Retinoids (also known as vitamin A derivatives) are a much loved ingredient by anyone who is remotely interested in skincare. They are known for treating the signs of aging and acne however, we also know that some people, especially if you have sensitive skin, can have adverse effects to it that cause the skin to become irritated.
That’s where bakuchiol comes in. This is an ingredient that s derived from the babchi plant (Psoralea corylifolia) and is becoming prominent in skincare because it is suggested that as an ingredient it can do the same thing that retinoids can but without the adversity. So much so that it has been crowned the “the natural alternative to retinol”.
Do they both slow down signs of aging?
A paper published in 2018 showed some very promising results. This particular study had 44 participants that were asked to apply either bakuchiol 0·5% cream twice daily or retinol 0·5% cream daily for 12 weeks. A facial photograph and analytical system was used to obtain and analyse high‐resolution photographs of patients at 0, 4, 8 and 12 weeks. The results? Bakuchiol and retinol both significantly decreased wrinkle surface area and hyperpigmentation. However, the retinol users reported more facial skin scaling and stinging. Based on this report we can assume it’s true – the benefits of bakuchiol are the same as retinol but without the side effects.
The above study is the most recent and relevant that I could find but other studies have also commented on the antioxidant and anti-inflammatory benefits of bakuchiol.
How different are they?
The same study from 2018 also tells us that both compounds have shown the ability to induce similar gene expression in the skin and that can lead to improvement of cutaneous photodamage, which as you all know, is a big contributor to aging. Retinol/tretinoin (the active compound that retinol changes to in vivo) and bakuchiol both also stimulate collagen production, which is a key competent in any anti-aging ingredient. This means that there are similarities in how they affect cell pathways.
But there are definite differences between the two as other research has suggested that, although bakuchiol has a similar structure to retinol, it doesn’t seem to act via the same retinoic acid receptors as retinol. Also, in another study, researchers found that bakuchiol was actually better than retinol at slowing down the activity of two matrix metalloprotease enzymes that break down collagen and elastin, MMP-1 and MMP-12.
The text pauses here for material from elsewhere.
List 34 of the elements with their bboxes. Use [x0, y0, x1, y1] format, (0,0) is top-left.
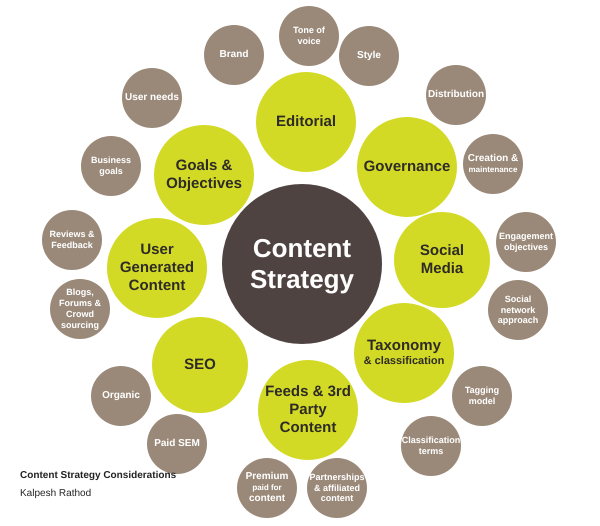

So, they produce a very similar result with slightly different methods. Only more research will be able to tell us how much the exact route that bakuchiol takes differs from retinol and whether it has any more benefit to the skin.
There is no doubt at the moment that bakuchiol is an effective ingredient when it come to anti-aging however, many still believe that it does not outweigh the benefits of retinoids/retinol for one very simple reason. There isn’t enough data on 1. bakuchiol as an ingredient 2. retinol/tretinoin vs bakuchiol.
In my opinion that isn’t enough to dismiss the benefits of bakuchiol however it would be more assuring if there were more studies on it’s skincare benefits. This is likely to change over time and when it does, it has the potential to become another industry gold standard as retinoids already are.
It’s also important to note that if you have sensitive skin or are pregnant bakuchiol is a safe and effective alternative to retinol, that’s not just marketing fluff.